REQUIREMENTS: Input features file (CSV) and a target label file (CSV) (if training).
USAGE:parameterize
${CaPTk_InstallDir}/bin/TrainingModule -f C:/TestFeatures.csv -l C:/TestLabels.csv -o C:/OutputDirectory -t crossvalidate -c 1 -k 10
${CaPTk_InstallDir}/bin/TrainingModule -f C:/TestFeatures.csv -l C:/TestLabels.csv -o C:/OutputDirectory -t train -c 2 -s 5 -n 2
${CaPTk_InstallDir}/bin/TrainingModule -f C:/TestFeatures.csv -m C:/ModelDirectory/ -o C:/OutputDirectory -t test 3
c is the classifier type (-c 1 for Linear SVM, -c 2 for RBF SVM, -c 3 for Polynomial SVM, -c 4 for Sigmoid SVM, -c 5 Chi-squared SVM, -c 6 Intersection SVM, -c 7 Random Forest, -c 8 SGD SVM, -c 9 Boosted Trees ) s is the feature selection type (-s 1 for Effect-size FS, -s 2 for Forward FS, -s 3 for Recursive Feature Elimination, -s 4 for Random Forest based FS, -5 for RELIEF-F FS). t is the execution mode ('cv' or 'crossvalidate' for cross-validation, 'train' for model training only, 'test' for testing only) k is the # of folds for cross-validation configuration. x is the maximum number of features to select during feature selection.
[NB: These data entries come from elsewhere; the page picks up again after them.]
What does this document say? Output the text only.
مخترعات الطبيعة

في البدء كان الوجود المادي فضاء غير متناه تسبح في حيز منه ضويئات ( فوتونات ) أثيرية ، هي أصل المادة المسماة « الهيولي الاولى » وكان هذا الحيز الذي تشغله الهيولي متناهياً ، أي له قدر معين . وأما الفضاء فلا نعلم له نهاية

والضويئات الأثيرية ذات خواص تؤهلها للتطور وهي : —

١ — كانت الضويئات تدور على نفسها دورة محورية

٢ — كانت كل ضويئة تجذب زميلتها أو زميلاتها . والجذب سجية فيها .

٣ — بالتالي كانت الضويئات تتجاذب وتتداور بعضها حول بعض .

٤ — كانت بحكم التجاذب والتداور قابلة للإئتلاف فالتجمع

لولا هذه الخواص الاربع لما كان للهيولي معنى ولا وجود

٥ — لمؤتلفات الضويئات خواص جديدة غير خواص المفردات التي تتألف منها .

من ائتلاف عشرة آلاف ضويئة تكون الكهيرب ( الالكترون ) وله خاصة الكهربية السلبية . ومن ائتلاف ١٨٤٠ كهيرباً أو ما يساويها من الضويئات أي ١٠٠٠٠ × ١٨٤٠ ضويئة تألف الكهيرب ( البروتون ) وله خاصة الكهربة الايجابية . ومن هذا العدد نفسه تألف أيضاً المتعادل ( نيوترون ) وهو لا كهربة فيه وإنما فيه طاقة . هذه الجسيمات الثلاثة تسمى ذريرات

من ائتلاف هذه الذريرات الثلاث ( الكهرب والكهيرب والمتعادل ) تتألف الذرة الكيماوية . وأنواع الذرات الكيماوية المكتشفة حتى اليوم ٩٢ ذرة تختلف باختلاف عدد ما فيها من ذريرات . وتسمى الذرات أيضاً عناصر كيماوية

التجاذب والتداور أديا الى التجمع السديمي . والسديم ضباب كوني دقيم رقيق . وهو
Up to that many features can be included. A value of 0 produces different behavior depending on the feature selection method used. For Forward FS, Effect-size FS, and Recursive Feature Elimination, produces the best set overall. For Random Forest FS and RELIEF-F FS, selects all features but in the order of importance.